Uma das condições para a visita de Lula era que não houvesse comício nem discurso. O PT não chamou a militância.

Afinal chegamos a uma espécie de rotatória no centro de um bairro, e descemos. Subíamos a ladeira em direção ao portão quando um rapaz que descia falou alto: “Lula está na área, daqui a pouco”. Uma outra senhora que tinha vindo conosco no ônibus retorquiu: “Para sempre, ele está na área para sempre”.

No dia de hoje, cercado da militância dura do PT, ouvi a mim mesmo falar da situação atual como “travessia”, do futuro como “dia da vitória” e, recordando a companheira A, falar de Lula no contexto do “Livro de Jó”. Metáforas bíblicas abundaram neste sábado. Mas toda essa cristofilia minha acabou por trombar de forma contraditória com um figura lá dentro, como relatarei adiante.

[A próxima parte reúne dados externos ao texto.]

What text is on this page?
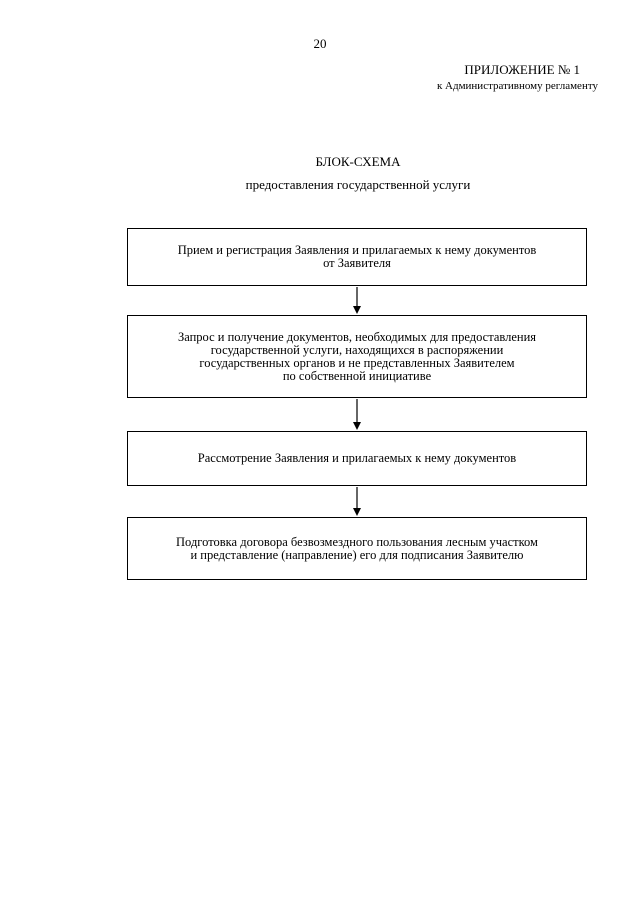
20
ПРИЛОЖЕНИЕ № 1
к Административному регламенту
БЛОК-СХЕМА
предоставления государственной услуги
Прием и регистрация Заявления и прилагаемых к нему документов
от Заявителя
Запрос и получение документов, необходимых для предоставления
государственной услуги, находящихся в распоряжении
государственных органов и не представленных Заявителем
по собственной инициативе
Рассмотрение Заявления и прилагаемых к нему документов
Подготовка договора безвозмездного пользования лесным участком
и представление (направление) его для подписания Заявителю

Chegamos ao portão às 10h30 e tinha umas 200 pessoas, dentre elas uns 15 cinegrafistas. Temi que fosse esse o cenário principal do dia. Daquele jeito, veríamos apenas os carros passarem rapidamente de janela fechada.

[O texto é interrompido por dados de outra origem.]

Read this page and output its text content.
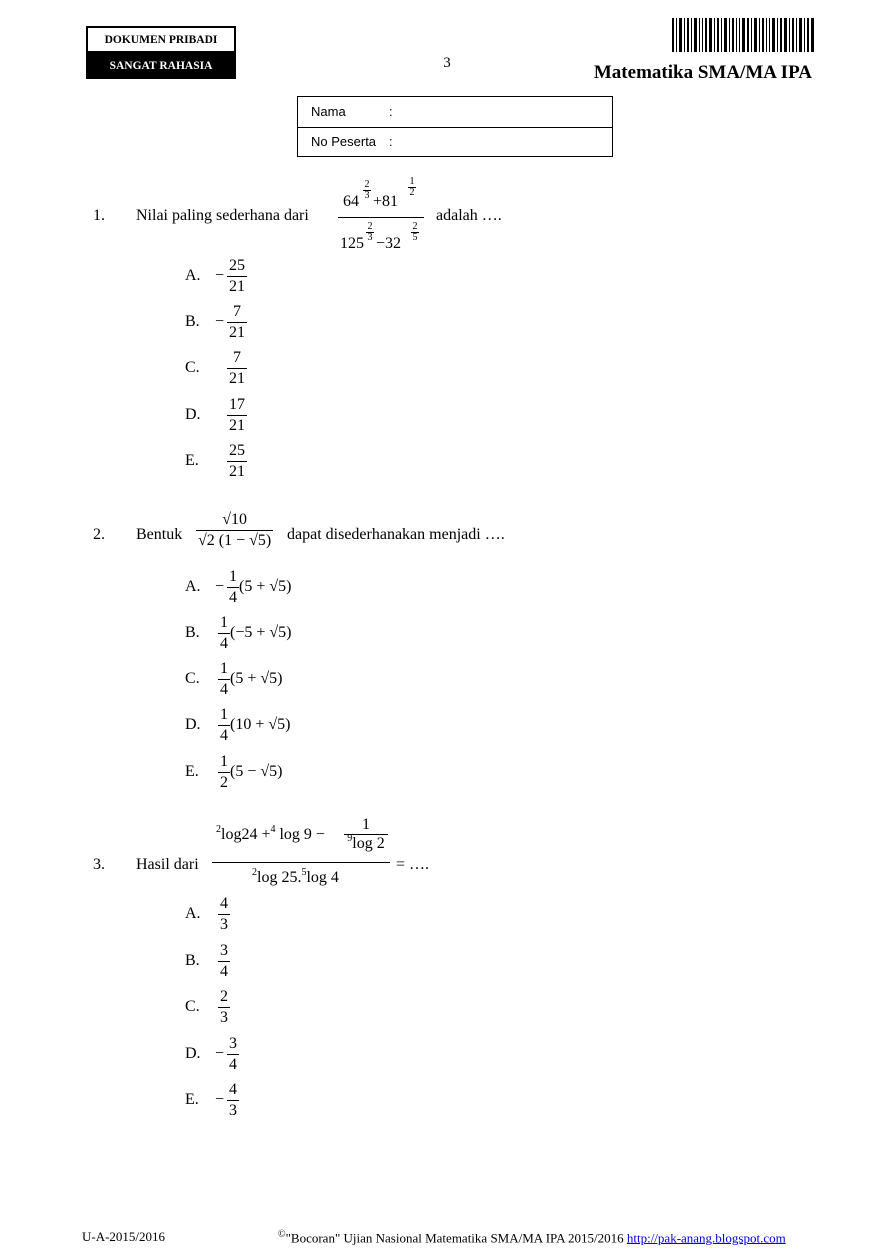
DOKUMEN PRIBADI
SANGAT RAHASIA	3	Matematika SMA/MA IPA
Nama	:
No Peserta :
1. Nilai paling sederhana dari
64 +81
2
3
1
2
125 −32
2
3
2
5
adalah ….
A. − $\frac{25}{21}$
B. − $\frac{7}{21}$
C. $\frac{7}{21}$
D. $\frac{17}{21}$
E. $\frac{25}{21}$
2. Bentuk $\frac{√10}{√2 (1 - √5)}$ dapat disederhanakan menjadi ….
A. − $\frac{1}{4} (5 + √5)$
B. $\frac{1}{4} (-5 + √5)$
C. $\frac{1}{4} (5 + √5)$
D. $\frac{1}{4} (10 + √5)$
E. $\frac{1}{2} (5 - √5)$
3. Hasil dari
$^2$log24 +$^4$ log 9 −
1
$^9$log 2
$^2$log 25.$^5$log 4
= ….
A. $\frac{4}{3}$
B. $\frac{3}{4}$
C. $\frac{2}{3}$
D. − $\frac{3}{4}$
E. − $\frac{4}{3}$
U-A-2015/2016	©"Bocoran" Ujian Nasional Matematika SMA/MA IPA 2015/2016 http://pak-anang.blogspot.com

Fiquei um tempo e senti o clima.

Achei que os homens formavam estreita maioria, e que a idade média estava entre 40 e 60 anos. Havia jovens. Todos pareciam estar tristes e algo sombrios. Tinha raiva também. Nenhum cartaz ou bandeira. Muita polícia.

No meio do rumor natural dos ajuntamentos de rua, de repente irrompiam gritos irados clamando “Soltem o Lula!”, “Volta, Lula”, “Fora Judiciário golpista!” ou “Cadê o Queiroz?”. Lembrei do fenômeno da glossolalia, que é isso de “falar em línguas”. Era como se estivesse rodando um excesso de energia carismática que faiscava em súbitas falas inspiradas. Assim parecia.

Logo vieram anunciar que deixariam o povo entrar, mas que era imperativo que não houvesse gritos ou palavras de ordem, e nenhuma foto. Passei pelo portão e caminhei ao longo de uma extensa fileira de PMs perfilados nas alamedas que davam acesso ao crematório.

A porta do crematório mesmo estava cheia de gente, todos tentando entrar. Mas, àquela altura, já tinham restringido o fluxo e isso resultava em aglomeração. Julguei que o presidente chegaria por outro caminho e achei um lugar bom de ver.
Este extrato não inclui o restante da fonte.